The magazine New Voices, America’s only national magazine written by and for Jewish college students, recently put out an issue they are calling “The Lubavitch Issue.” In it, they explore the movement and look at the rise of Chabad on college campuses. One piece immediately caught our eye, though. Titled “The Trouble with Chabad Rabbi’s Wife,” writer Josh Nathan-Kazis shares his opinion of why “the Jewish establishment should stay out of the Chabad house.”
Josh’s thesis is that “most programming for young Jews is supported out of a desire to prevent intermarriage.” This, he says, has been termed “Jewish continuity.” At JOI we think Jewish continuity includes interfaith families raising Jewish children, but Josh’s point is that Jewish campus organizations put a huge emphasis on in-marriage. The promotion of Jewish continuity, at its best, empowers young Jews, he says. But at its worst, “the anxiety surrounding continuity causes the community to let statistics drown out content, values, and ideology. Such is the case with the growing support within the mainstream Jewish establishment for Chabad’s activities on college campuses.”
To be fair, we do support Chabad’s approach to outreach, but we part ways on a number of issues (namely interfaith marriage). But this article isn’t about whether or not it’s good to have Chabad on campus – Josh is instead making the argument that it’s not the best idea for the “Jewish establishment” to send students to Chabad in the name of Jewish continuity.
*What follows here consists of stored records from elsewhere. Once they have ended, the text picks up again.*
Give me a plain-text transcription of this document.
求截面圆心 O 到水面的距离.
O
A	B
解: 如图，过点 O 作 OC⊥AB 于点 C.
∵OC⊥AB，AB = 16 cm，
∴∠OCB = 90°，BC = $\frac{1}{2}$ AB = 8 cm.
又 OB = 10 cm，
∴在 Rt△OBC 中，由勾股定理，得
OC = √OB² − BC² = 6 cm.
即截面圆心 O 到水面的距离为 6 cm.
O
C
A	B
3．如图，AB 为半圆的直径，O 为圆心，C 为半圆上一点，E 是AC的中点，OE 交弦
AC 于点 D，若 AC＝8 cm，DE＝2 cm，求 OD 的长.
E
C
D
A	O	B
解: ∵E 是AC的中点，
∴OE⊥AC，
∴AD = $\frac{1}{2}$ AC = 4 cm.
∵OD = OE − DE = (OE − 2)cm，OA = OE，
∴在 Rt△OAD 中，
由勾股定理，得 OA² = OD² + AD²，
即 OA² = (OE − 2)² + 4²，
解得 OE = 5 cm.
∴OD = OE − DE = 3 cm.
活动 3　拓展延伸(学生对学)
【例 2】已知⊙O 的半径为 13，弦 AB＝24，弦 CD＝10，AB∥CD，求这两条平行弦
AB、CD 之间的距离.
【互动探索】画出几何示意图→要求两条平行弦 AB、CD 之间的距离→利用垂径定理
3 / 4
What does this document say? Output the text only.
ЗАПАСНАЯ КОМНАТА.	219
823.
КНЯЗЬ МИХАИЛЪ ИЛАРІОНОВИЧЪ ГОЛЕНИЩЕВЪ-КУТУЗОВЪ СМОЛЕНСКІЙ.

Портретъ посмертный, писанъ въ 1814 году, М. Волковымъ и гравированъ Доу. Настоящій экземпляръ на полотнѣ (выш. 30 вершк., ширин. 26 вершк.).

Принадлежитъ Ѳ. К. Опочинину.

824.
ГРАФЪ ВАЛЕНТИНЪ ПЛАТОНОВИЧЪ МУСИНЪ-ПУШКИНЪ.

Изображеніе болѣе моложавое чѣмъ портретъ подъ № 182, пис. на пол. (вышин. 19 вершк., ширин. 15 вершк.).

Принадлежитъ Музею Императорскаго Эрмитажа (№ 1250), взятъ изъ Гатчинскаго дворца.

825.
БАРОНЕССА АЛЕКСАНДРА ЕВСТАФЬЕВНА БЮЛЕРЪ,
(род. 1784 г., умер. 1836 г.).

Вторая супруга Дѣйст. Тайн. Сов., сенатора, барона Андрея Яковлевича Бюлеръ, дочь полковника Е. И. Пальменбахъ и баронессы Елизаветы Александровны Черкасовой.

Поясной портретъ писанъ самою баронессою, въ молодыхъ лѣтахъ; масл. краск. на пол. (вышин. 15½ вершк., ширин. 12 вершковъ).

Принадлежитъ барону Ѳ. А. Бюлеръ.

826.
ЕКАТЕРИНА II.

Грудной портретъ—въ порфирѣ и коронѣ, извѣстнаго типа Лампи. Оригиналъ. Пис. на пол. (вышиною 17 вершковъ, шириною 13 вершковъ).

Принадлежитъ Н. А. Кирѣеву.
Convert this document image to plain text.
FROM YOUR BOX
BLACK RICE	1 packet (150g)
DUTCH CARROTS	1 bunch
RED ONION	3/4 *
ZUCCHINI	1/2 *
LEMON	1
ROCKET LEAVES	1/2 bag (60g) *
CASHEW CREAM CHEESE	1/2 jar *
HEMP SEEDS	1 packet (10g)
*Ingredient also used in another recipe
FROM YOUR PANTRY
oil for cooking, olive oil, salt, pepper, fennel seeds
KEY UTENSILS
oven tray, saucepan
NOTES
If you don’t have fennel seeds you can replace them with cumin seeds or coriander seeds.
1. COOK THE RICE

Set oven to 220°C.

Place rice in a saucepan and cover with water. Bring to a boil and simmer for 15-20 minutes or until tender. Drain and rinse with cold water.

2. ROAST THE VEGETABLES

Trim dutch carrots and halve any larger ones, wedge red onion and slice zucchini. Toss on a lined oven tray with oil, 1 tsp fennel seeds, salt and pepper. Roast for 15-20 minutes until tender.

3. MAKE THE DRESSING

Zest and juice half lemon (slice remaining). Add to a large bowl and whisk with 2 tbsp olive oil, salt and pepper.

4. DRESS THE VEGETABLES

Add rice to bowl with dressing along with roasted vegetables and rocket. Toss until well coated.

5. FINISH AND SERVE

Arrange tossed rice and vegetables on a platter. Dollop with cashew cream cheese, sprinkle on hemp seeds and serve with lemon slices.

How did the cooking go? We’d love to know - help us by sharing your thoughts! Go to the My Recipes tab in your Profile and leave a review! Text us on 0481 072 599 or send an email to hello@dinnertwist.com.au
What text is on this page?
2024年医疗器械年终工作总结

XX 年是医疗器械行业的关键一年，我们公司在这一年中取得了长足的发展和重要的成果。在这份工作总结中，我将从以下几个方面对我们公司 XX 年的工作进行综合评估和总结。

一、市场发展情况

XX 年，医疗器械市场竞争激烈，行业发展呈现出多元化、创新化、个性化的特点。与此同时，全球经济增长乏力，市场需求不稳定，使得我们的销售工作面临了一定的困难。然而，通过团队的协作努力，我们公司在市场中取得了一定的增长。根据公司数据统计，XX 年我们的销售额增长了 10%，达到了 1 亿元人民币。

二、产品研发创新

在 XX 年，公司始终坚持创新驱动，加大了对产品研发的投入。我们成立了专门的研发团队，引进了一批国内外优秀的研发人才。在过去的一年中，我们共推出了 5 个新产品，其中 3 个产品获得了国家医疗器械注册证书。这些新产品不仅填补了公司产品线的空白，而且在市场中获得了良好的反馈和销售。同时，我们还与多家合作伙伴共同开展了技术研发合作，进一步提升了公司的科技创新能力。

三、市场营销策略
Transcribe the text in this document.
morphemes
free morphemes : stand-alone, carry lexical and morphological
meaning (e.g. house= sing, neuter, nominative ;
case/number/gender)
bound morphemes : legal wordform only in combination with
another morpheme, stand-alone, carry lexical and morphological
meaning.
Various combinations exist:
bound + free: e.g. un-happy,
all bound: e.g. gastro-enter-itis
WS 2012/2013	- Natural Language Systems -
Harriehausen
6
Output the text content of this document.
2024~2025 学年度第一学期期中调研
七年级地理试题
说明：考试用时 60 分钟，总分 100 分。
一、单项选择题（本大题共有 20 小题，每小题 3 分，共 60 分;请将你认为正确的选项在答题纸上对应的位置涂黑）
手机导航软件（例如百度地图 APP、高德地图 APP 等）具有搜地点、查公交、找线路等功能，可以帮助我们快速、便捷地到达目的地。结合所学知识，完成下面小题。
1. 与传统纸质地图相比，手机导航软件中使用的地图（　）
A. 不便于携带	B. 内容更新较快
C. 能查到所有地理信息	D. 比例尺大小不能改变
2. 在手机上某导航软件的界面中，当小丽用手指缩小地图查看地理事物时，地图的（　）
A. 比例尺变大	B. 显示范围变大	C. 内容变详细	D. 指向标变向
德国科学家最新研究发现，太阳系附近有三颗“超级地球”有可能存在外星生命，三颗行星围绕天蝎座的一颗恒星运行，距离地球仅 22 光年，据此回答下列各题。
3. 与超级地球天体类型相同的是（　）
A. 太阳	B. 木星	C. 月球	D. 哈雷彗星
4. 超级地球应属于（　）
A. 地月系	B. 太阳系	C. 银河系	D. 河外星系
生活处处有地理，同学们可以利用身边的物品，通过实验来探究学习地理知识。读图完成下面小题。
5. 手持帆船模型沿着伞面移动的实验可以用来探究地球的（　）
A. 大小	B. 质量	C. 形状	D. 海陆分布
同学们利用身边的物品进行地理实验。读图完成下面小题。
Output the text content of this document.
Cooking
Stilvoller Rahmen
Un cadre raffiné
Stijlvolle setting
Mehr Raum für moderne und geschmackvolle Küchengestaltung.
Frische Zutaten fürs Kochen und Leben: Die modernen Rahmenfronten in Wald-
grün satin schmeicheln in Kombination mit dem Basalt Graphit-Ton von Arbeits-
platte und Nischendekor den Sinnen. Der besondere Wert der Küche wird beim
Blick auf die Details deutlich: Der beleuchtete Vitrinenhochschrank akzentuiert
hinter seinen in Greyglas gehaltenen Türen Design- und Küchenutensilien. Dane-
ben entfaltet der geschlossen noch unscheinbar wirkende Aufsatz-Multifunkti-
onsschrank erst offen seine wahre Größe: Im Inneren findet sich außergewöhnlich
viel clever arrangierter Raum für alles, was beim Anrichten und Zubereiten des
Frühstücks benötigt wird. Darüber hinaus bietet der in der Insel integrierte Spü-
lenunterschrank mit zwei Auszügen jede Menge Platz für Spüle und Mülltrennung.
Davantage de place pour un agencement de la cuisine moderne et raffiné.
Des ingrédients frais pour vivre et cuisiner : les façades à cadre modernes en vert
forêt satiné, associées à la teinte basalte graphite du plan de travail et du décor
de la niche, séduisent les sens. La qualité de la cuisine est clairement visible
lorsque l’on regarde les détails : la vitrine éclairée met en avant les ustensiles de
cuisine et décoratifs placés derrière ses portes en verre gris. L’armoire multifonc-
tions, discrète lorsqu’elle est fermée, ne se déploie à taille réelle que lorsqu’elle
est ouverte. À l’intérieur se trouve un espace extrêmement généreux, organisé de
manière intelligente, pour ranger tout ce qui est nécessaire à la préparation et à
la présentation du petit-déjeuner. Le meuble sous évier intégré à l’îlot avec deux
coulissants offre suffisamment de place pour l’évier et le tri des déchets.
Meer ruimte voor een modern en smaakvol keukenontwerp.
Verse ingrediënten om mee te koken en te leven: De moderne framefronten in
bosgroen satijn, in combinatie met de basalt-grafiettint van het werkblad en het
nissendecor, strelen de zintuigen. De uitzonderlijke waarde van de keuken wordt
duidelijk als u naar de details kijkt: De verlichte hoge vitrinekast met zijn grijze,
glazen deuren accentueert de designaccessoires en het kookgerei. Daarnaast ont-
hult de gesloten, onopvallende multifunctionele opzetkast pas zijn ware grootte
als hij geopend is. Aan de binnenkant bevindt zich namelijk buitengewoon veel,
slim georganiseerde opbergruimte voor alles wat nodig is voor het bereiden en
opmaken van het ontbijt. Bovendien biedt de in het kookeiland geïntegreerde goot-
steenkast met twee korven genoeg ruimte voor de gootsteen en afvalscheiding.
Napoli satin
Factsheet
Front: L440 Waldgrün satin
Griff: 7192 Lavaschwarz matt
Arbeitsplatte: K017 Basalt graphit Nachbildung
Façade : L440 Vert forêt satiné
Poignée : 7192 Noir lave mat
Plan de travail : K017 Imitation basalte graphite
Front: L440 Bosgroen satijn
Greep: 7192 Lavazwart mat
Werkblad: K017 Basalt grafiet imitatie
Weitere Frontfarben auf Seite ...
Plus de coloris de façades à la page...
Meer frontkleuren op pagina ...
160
Chabad does not stand for the type of Judaism that will resonate with unengaged or unaffiliated Jews, he says. There are strict divisions between men and women that “is anathema to the egalitarian ideals of less traditional denominations.”
Furthermore, while students are probably smart enough to contextualize and compartmentalize the experience, this ends up being insulting to Chabad because “the Jewish community uses such a justification to get around the ideological differences,” turning the experience into something of a spectacle, rather than a deeply rooted religious experience. He ends the piece by saying:
The appropriate response to the fears of intermarriage is not to throw Jewish experiences indiscriminately at young Jews, hoping something will stick long enough for them to circumcise their sons. Rather, it should challenge the community to rethink and to innovate, to be exciting and vibrant, to stand for something and not to compromise. In farming the work of continuity out to Chabad, the mainstream Jewish establishment throws away its own values, and wastes an opportunity to make real contributions to Jewish life.
This is a refreshingly bold statement, and one that we agree with. Most programming for young people gets rejected because it comes off as disingenuous, as Josh implies. And while Chabad does great outreach work (we even blogged about them on Friday), they represent a small fraction of the worldwide Jewish community. That’s why we have been working with Hillel over the last couple of years to, in their words, “provoke a renaissance in Jewish life.” In response to the piece, one commenter online said “Chabad isn’t going to provide an answer for most Jewish college students.” That person is right. Today’s young Jews are more diverse in terms of ideology and background than ever before – and it’s up to us to make sure they have all the tools and options necessary to establish a lasting connection to Judaism.